安丙见到王喜的时候,王喜正凝视着墙上的一张作战地图,拿手在地图上左比右画,专注而投入,没有察觉有人进入自己置身的大殿。
仓官把安丙带到大殿外,告诉卫兵这是随军转运使安丙安大人,并吩咐卫兵进帐通报。安丙早望见军帐内专注于地图的王喜,怕卫兵打扰了王喜的图上作业,阻止了卫兵。自己悄悄走了进去,静静地站在王喜背后,眼睛跟随他的手指移动,猜度他的作战意图。
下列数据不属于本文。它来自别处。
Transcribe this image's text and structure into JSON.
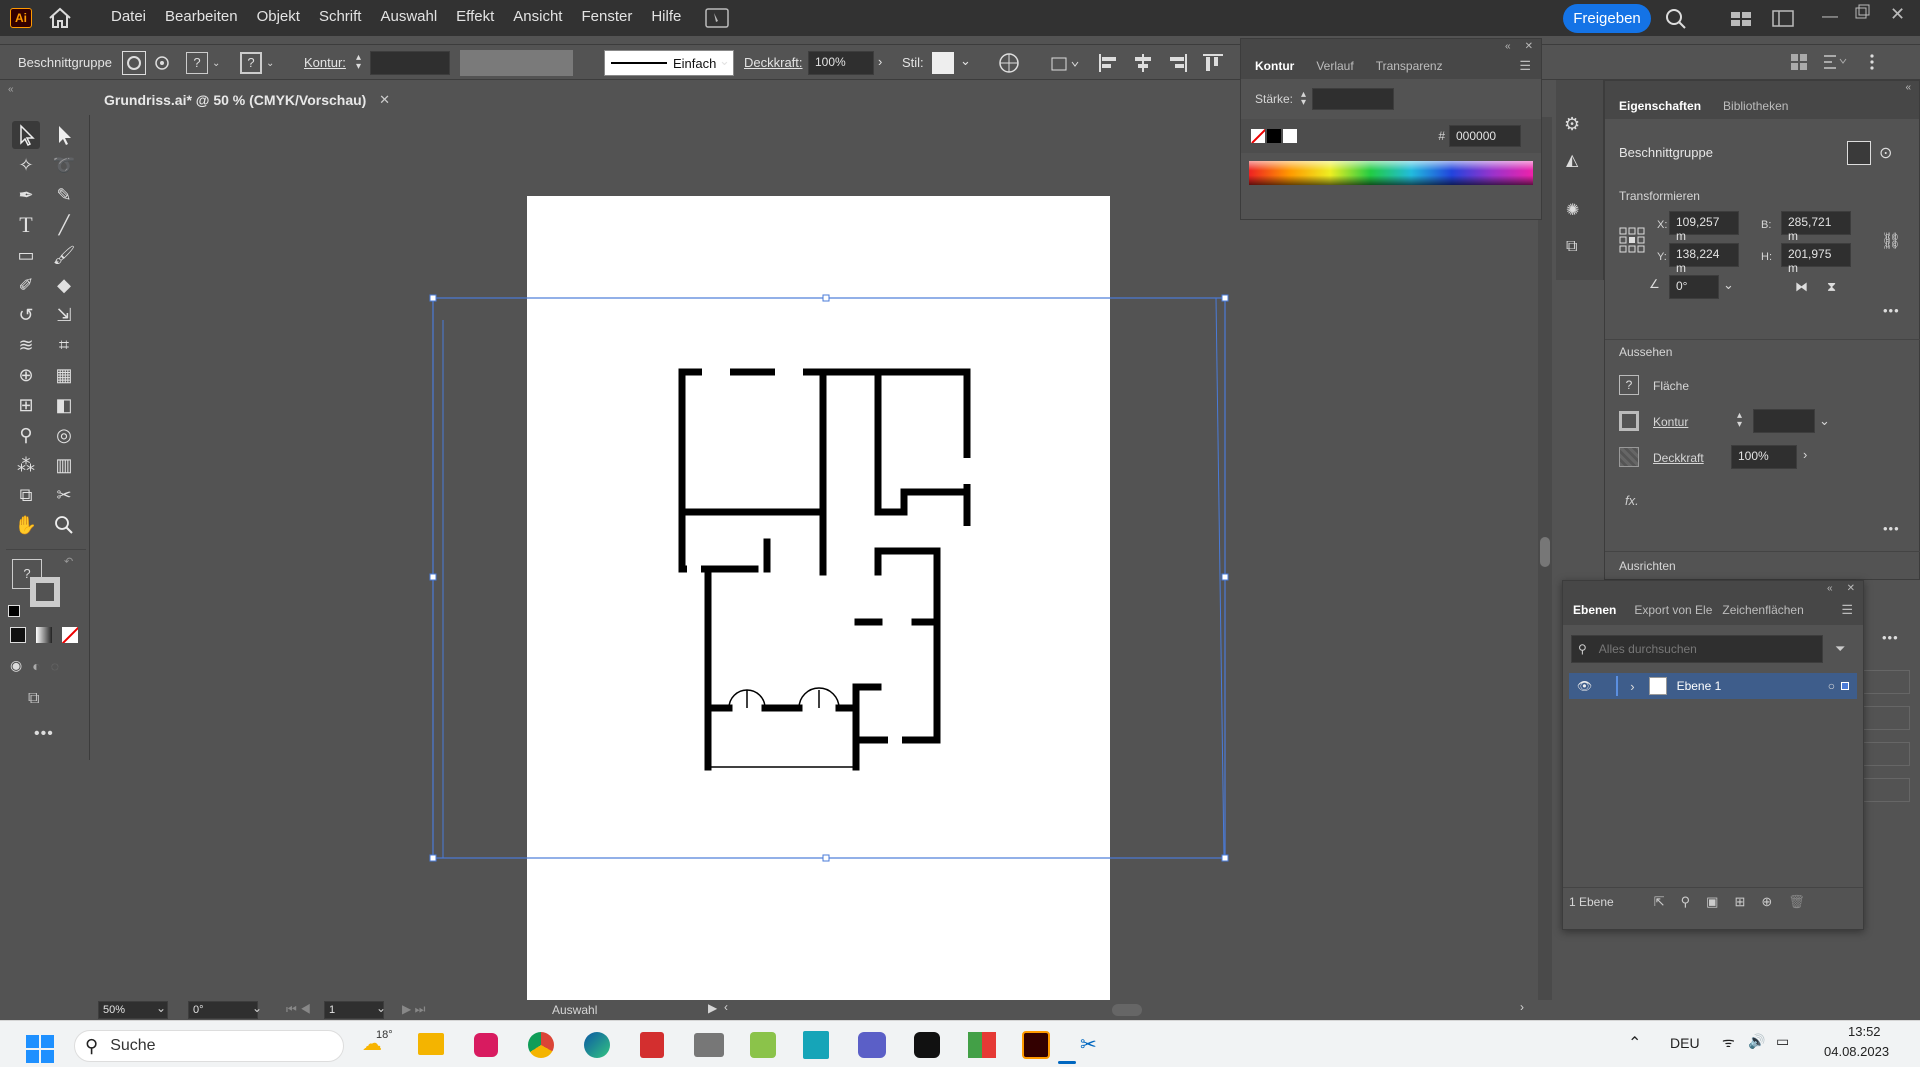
{
  "app": {
    "logo": "Ai",
    "home_icon": "home-icon"
  },
  "menu": [
    "Datei",
    "Bearbeiten",
    "Objekt",
    "Schrift",
    "Auswahl",
    "Effekt",
    "Ansicht",
    "Fenster",
    "Hilfe"
  ],
  "share_label": "Freigeben",
  "control": {
    "selection_type": "Beschnittgruppe",
    "stroke_label": "Kontur:",
    "stroke_style": "Einfach",
    "opacity_label": "Deckkraft:",
    "opacity_value": "100%",
    "style_label": "Stil:"
  },
  "document": {
    "tab_title": "Grundriss.ai* @ 50 % (CMYK/Vorschau)"
  },
  "stroke_panel": {
    "tabs": [
      "Kontur",
      "Verlauf",
      "Transparenz"
    ],
    "weight_label": "Stärke:",
    "hex_prefix": "#",
    "hex_value": "000000"
  },
  "properties": {
    "tabs": [
      "Eigenschaften",
      "Bibliotheken"
    ],
    "object_type": "Beschnittgruppe",
    "transform_title": "Transformieren",
    "x_label": "X:",
    "x_value": "109,257 m",
    "y_label": "Y:",
    "y_value": "138,224 m",
    "w_label": "B:",
    "w_value": "285,721 m",
    "h_label": "H:",
    "h_value": "201,975 m",
    "angle_value": "0°",
    "appearance_title": "Aussehen",
    "fill_label": "Fläche",
    "stroke_label": "Kontur",
    "opacity_label": "Deckkraft",
    "opacity_value": "100%",
    "fx_label": "fx.",
    "align_title": "Ausrichten"
  },
  "layers": {
    "tabs": [
      "Ebenen",
      "Export von Ele",
      "Zeichenflächen"
    ],
    "search_placeholder": "Alles durchsuchen",
    "layer_name": "Ebene 1",
    "count_label": "1 Ebene"
  },
  "status": {
    "zoom": "50%",
    "rotation": "0°",
    "artboard_index": "1",
    "tool_name": "Auswahl"
  },
  "taskbar": {
    "search_label": "Suche",
    "weather": "18°",
    "language": "DEU",
    "time": "13:52",
    "date": "04.08.2023"
  },
  "colors": {
    "accent": "#1473e6",
    "selection": "#4a7bd8",
    "panel": "#535353",
    "menubar": "#323232"
  }
}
安丙发现王喜的手指头在西和州点了点,慢慢地移动到了和尚塬,明白他动了出兵和尚塬的念头,心里不由疑惑,这王喜不得吴曦命令,敢擅自出兵攻击占据了和尚塬的金兵吗?敢违抗吴曦的命令,主动出兵北伐,这王喜难道与自己也是同道中人?
安丙正一厢情愿地把王喜想象为自己的同道人,不料王喜突然转过身来,呆望着他,好有一阵,才反应过来似的,夸张地叫了起来:“安大人?我的老哥哥啊,你咋亲自来了?”说着,张开双臂,就要来拥抱安丙。
安丙不习惯与人拥抱,赶紧抱拳说:“王将军别来无恙,安某此来,没打搅你吧?”
“没有没有!怎么可能打搅弟弟我呢?老哥哥啊,为那么一点儿装备,你咋这大老远的亲自过来呢?吱一声让弟弟我派人来领不就完了?”王喜没机会拥抱安丙,趁着安丙打拱完放下手来的机会,紧紧地抓住他的手,热情地握着,不肯松开。
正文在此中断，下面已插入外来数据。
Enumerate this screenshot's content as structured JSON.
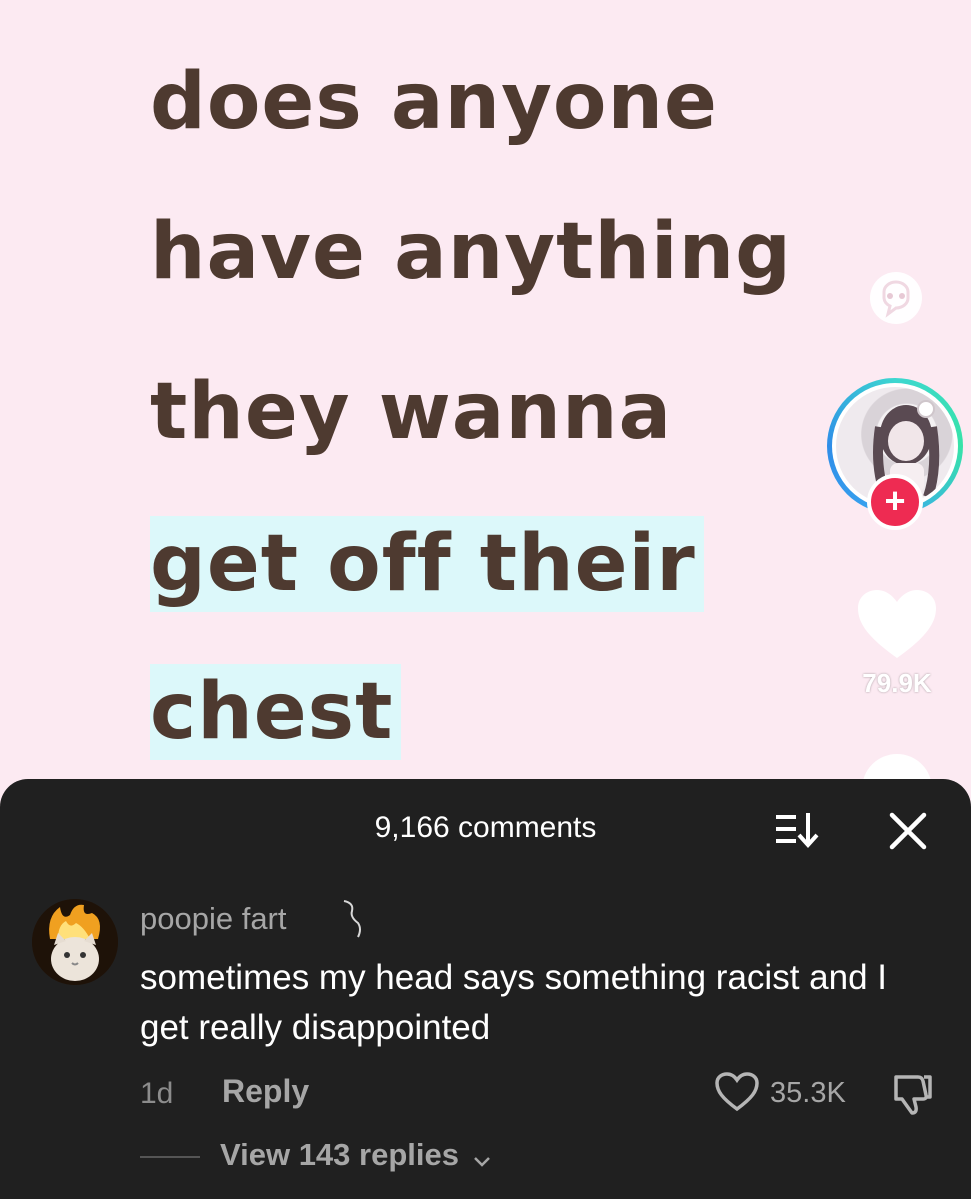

安丙颇有些不适应王喜的热情。他与王喜也就上次在大帅府议事时有过一面之缘,根本就没交谈,甚至连招呼都似乎不曾有过,哪熟络到这程度了?但王喜却像与他有过命交情的老熟人似的,一上来就老哥哥长老哥哥短地叫,叫的安丙几乎觉得自己跟他真好到兄弟相称的地步了。
“老哥哥我这不是想来看看兄弟嘛!”安丙顺水推舟,不再叫王喜将军,说出来的话也热络起来。
“老哥哥这份情,让弟弟我如何消受得了?”王喜一副万分感动的样子,一边把安丙往椅子里请,一边吩咐卫兵上茶,一边热情地说,“老哥哥此来,可帮了弟弟我的大忙了,弟弟正有一事请教老哥哥你呢!”
“什么事?”安丙好奇地问。
“说这事——”王喜指着地图说,“细作来报,有两股地方武装袭取了和尚塬,把金国人打跑了。”
“有这事?”安丙听得这个消息,赶紧起身凑过去看地图,“和尚塬可是进入我西北的门户啊!当年吴老老帅兄弟二人,仅组织起五千溃兵,就能凭借其地理优势抗击金兀术十万大军。没想这么险要的地方,竟被小小的地方武装给夺了过来!”
安丙心中疑惑,和尚塬易守难攻,能从金国人手里夺过来,看来这两股地方武装的力量不可小觑,同时也可间接证明李好义说的没错,金国人一定是过度抽调西线部队,以至于防守空虚,被民间武装钻了空子。可笑吴曦不准出兵北伐,反倒是民间武装力量抢了西线北伐的头功。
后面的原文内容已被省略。